可李乘风,却已经不准备,再给他任何的机会。

“你这支箭,很好。”

李乘风的脸上,露出了一抹,极其诡异的笑容。

“现在。”

“它归我了。”

他说完。

那股早已攀升到了极致的恐怖力量,轰然逆流。

沈苍生只感觉,一股无法用任何言语去形容的恐怖吸力,从那支,‘噬龙箭’之上传来。

他体内的真气,他毕生的修为,甚至,是他那,早已和这支箭,融为一体的神魂。

都在以一种,极其恐怖的速度,向着那个本该是必死无疑的男人倒灌而去。

“不。

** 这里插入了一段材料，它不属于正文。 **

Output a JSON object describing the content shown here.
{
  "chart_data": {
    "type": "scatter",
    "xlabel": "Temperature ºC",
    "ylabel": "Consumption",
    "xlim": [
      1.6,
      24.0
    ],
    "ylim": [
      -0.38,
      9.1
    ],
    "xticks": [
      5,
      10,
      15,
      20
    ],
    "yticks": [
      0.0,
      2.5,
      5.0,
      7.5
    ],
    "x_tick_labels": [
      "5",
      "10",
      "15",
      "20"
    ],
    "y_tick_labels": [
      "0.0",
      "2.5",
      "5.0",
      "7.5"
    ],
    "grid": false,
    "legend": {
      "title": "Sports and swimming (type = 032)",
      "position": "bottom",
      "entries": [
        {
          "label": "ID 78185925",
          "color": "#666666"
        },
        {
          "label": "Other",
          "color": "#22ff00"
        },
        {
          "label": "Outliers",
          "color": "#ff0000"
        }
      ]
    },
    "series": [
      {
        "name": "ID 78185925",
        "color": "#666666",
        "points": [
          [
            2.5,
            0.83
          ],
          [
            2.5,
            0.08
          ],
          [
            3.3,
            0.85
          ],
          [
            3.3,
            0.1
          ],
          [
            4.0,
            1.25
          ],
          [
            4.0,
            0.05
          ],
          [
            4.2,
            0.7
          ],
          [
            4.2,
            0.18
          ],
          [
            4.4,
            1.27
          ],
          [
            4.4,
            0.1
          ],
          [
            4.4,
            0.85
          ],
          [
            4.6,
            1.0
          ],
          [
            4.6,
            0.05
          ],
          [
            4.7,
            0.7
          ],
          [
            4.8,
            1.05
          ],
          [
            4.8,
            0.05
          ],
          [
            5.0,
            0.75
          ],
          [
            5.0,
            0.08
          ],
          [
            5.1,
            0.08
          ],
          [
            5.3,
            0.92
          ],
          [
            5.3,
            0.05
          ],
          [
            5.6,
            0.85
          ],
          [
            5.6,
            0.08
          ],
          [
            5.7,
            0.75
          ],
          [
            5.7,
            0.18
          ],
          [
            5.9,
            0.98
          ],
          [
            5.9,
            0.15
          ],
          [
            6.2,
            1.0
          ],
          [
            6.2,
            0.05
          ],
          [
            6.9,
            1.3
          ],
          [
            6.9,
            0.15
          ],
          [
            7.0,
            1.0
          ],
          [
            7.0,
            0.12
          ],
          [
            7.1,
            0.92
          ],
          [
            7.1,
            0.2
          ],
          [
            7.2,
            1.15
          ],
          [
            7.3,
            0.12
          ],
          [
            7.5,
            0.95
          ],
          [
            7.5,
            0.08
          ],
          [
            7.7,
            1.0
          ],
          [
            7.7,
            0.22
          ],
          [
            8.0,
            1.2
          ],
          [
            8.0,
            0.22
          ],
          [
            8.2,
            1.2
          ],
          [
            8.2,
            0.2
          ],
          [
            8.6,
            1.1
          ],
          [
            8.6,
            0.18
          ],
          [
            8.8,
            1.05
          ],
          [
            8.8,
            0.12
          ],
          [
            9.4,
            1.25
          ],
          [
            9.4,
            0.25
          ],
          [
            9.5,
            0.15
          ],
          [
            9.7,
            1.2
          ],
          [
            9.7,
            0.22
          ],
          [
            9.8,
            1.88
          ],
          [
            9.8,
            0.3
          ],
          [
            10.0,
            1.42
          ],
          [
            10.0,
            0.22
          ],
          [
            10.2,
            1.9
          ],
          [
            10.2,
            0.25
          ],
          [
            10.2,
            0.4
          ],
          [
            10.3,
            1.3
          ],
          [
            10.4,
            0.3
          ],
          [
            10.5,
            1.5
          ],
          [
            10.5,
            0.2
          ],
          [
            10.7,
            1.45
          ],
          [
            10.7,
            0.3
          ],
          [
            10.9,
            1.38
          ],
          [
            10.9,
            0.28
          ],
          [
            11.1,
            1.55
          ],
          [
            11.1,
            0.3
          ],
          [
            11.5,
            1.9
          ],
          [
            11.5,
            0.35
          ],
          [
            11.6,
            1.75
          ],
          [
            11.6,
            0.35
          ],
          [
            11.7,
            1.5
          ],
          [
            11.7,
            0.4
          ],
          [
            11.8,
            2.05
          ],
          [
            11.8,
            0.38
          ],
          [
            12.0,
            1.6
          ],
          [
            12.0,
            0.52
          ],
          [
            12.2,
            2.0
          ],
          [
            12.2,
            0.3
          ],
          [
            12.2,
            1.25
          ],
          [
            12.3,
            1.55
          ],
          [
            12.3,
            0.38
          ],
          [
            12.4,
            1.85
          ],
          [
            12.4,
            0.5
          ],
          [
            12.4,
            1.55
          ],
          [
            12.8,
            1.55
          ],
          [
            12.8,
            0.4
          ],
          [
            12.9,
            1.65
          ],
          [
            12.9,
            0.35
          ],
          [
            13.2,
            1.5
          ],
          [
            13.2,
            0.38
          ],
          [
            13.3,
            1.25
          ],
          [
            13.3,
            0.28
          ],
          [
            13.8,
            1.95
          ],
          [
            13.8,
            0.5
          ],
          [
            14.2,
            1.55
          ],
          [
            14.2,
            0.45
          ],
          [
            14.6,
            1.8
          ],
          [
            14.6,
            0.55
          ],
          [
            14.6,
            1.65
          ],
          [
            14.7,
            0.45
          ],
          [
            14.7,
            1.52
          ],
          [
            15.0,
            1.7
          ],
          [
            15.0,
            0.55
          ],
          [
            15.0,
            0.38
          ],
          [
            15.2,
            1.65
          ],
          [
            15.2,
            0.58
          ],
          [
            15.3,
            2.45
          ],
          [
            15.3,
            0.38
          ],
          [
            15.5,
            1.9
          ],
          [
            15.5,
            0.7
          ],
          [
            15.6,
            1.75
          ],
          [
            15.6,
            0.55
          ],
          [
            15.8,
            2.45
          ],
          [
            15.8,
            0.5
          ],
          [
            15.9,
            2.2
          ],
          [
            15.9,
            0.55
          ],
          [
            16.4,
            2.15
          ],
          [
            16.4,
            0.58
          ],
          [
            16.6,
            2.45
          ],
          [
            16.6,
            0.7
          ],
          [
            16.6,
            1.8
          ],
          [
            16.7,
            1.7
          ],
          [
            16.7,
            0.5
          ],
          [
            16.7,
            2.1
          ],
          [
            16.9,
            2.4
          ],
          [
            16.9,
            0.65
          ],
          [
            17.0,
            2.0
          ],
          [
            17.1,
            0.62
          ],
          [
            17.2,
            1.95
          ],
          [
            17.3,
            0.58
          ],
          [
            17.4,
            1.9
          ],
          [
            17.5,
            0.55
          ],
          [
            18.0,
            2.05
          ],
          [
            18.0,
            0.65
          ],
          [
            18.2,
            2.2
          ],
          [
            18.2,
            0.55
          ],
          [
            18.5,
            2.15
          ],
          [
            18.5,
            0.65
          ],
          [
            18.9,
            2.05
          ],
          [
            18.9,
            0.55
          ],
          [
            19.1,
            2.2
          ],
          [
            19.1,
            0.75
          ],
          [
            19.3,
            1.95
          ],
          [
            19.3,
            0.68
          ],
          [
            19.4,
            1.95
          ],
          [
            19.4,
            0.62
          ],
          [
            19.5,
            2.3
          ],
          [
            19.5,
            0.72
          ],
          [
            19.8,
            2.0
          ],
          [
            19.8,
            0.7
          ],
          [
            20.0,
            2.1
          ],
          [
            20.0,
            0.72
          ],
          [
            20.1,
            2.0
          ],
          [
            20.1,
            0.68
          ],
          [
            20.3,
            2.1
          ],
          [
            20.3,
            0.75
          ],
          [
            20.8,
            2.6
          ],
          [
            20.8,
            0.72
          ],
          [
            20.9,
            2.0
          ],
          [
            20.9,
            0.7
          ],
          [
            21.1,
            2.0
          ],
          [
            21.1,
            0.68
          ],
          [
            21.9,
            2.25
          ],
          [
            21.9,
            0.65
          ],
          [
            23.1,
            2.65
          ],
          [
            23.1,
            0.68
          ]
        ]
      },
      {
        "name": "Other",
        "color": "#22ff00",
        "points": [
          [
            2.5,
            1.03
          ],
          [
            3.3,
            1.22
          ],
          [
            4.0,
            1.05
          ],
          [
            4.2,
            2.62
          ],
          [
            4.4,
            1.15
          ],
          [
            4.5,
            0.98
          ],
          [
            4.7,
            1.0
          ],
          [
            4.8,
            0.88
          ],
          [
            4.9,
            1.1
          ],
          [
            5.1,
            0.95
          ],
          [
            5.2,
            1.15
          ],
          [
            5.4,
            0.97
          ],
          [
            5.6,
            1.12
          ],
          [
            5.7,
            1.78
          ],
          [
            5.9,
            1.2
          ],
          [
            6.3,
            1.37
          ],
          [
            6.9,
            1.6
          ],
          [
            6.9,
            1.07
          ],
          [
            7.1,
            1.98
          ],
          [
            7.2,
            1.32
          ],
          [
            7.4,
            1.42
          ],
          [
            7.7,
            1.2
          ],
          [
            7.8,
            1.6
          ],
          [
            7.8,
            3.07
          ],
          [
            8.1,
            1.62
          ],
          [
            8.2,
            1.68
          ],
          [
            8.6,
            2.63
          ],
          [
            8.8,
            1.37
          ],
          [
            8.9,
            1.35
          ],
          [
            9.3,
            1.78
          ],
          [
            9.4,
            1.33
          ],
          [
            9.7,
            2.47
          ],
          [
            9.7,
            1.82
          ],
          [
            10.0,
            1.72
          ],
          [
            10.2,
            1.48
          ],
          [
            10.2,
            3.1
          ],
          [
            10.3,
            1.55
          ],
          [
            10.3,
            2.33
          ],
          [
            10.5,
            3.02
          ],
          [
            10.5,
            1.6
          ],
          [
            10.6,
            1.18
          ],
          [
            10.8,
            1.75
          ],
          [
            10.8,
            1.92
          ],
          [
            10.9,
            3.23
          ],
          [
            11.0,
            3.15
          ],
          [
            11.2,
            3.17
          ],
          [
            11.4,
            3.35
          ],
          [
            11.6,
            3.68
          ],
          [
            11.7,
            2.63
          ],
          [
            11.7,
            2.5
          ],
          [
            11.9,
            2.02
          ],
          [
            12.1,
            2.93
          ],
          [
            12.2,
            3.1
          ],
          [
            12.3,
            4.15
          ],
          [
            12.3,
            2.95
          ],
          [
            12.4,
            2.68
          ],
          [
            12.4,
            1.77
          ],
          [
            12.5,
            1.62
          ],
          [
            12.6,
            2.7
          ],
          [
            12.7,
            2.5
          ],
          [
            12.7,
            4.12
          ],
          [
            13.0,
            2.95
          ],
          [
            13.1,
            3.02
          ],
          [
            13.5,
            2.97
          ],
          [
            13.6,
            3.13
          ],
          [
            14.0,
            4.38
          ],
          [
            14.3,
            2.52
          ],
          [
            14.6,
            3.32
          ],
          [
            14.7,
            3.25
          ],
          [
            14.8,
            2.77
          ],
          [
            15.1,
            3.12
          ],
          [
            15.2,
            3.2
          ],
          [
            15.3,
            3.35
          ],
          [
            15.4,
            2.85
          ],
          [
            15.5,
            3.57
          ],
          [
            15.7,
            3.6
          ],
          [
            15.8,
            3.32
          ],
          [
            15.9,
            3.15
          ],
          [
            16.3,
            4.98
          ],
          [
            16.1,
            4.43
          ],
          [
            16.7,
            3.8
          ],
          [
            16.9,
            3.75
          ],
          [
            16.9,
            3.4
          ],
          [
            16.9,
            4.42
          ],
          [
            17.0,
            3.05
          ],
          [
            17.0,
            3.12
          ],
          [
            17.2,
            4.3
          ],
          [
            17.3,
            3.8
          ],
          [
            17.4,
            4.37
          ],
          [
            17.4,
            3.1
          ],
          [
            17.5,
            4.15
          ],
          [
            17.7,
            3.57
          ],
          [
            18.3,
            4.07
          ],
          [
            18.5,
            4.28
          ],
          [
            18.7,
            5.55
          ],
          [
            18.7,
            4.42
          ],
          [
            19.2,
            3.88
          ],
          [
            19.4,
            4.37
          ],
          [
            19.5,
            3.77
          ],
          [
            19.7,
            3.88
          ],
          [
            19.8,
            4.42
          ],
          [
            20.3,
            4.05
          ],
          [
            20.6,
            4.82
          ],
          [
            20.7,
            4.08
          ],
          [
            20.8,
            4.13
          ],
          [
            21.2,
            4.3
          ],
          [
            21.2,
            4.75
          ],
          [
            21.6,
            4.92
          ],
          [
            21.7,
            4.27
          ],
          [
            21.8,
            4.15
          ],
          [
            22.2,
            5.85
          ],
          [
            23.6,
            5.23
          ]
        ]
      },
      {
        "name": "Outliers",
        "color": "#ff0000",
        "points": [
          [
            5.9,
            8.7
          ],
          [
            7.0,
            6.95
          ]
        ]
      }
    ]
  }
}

”

一声,凄厉到近乎,不似人声的惨叫,从他那张,青铜恶鬼面具之下,猛地,迸发了出来。

他想也没想,便要松开,那握着箭羽的手。

可他却惊恐地发现。

自己的手,就像被死死地,黏在了上面。

根本,就挣脱不开。

他只能眼睁睁地看着,自己的身体,以一种,肉眼可见的速度,迅速地,干瘪了下去。

他那身,足以让天下所有武者,都为之梦寐以求的雄浑真气。

就这么,一点一点地,成为了那个他本该杀死的猎物的。

嫁衣。

前后,不过十几息的时间。

一个足以让整个江湖,都闻之色变的顶尖杀手。

就这么,以一种,他自己都未曾想到的诡异方式。

变成了一具,皮包骨头的干尸。

最终,他的身体,再也无法承受,那股早已超出了他认知范畴的恐怖力量。

轰然炸裂。

化作了漫天的飞灰。

连那张,青铜恶鬼面具,都未能幸免。

整个世界,都安静了下来。

秦晚霜看着眼前这,完全超出了她理解范畴的诡异景象。